The ionisation of titanium can be expressed as:

$\text{Ti(g)} + e^- \rightarrow \text{Ti}^+(g) + 2e^-$

The m/z value for the ion that will reach the detector first is the one for the ion Ti which has a m/z of 48.

To find the mass of one atom of 48Ti, use the formula:

$\text{mass} = \frac{M}{L}$

Where M is the molar mass of 48Ti (approximately 48 g/mol), and L is Avogadro's number:

$L = 6.022 \times 10^{23} \text{ mol}^{-1}$

Thus, $\text{mass} = \frac{48 \text{ g/mol}}{6.022 \times 10^{23} ext{ mol}^{-1}} = 7.96 \times 10^{-26} \text{ kg}$.

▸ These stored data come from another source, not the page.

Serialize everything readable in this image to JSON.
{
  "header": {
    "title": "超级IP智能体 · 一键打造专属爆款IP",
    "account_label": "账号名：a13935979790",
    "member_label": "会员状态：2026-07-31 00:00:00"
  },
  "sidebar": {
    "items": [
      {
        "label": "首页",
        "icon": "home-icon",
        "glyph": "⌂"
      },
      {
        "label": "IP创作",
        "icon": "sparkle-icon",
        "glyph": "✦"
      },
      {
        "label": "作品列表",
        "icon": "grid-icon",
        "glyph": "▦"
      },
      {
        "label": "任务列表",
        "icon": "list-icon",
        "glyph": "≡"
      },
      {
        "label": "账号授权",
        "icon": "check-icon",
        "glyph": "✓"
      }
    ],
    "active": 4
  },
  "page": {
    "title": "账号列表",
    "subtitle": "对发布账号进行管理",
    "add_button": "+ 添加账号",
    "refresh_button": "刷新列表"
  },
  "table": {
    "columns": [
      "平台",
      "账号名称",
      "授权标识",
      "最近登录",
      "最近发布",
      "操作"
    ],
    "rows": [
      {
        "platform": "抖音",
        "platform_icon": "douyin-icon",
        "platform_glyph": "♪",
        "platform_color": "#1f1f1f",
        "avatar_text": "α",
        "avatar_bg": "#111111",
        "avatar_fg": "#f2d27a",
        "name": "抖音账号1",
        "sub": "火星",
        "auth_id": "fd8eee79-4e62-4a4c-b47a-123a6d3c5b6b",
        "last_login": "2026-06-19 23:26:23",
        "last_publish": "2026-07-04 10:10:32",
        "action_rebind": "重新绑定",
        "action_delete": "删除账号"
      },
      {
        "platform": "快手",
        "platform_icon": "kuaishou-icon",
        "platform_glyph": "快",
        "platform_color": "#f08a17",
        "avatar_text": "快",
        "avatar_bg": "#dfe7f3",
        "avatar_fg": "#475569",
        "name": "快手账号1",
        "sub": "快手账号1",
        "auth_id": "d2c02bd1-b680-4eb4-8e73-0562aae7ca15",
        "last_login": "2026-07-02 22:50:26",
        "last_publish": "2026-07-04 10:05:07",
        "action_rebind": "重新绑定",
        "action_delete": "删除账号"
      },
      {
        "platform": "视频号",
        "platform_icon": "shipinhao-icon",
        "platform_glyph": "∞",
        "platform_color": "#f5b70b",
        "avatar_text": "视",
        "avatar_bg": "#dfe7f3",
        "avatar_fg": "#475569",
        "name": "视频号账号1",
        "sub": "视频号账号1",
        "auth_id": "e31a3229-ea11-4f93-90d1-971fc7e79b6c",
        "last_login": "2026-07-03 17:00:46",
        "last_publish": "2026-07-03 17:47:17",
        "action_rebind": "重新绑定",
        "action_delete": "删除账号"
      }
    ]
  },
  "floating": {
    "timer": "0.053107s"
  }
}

Using the time of flight equation:

$t = d \sqrt{\frac{m}{2E}}$

First, let's find the mass of the ion: Using m for 48Ti which is approximately $48 \times 10^{-3}$ kg,

Given:

• $d = 1.5$ m (assumed from previous parts)
• Kinetic energy, $E = 1.013 \times 10^{-3}\text{ J}$

Substituting: $t = 1.5 \sqrt{\frac{48 \times 10^{-3}}{2 \times 1.013 \times 10^{-3}}}$

Calculating: $t \approx 1.5 \sqrt{23.65} \approx 1.5 \times 4.86 \approx 7.29 \text{ s}$

Thus, the time of flight of the "48Ti" ion is approximately 7.3 s (to 2 significant figures).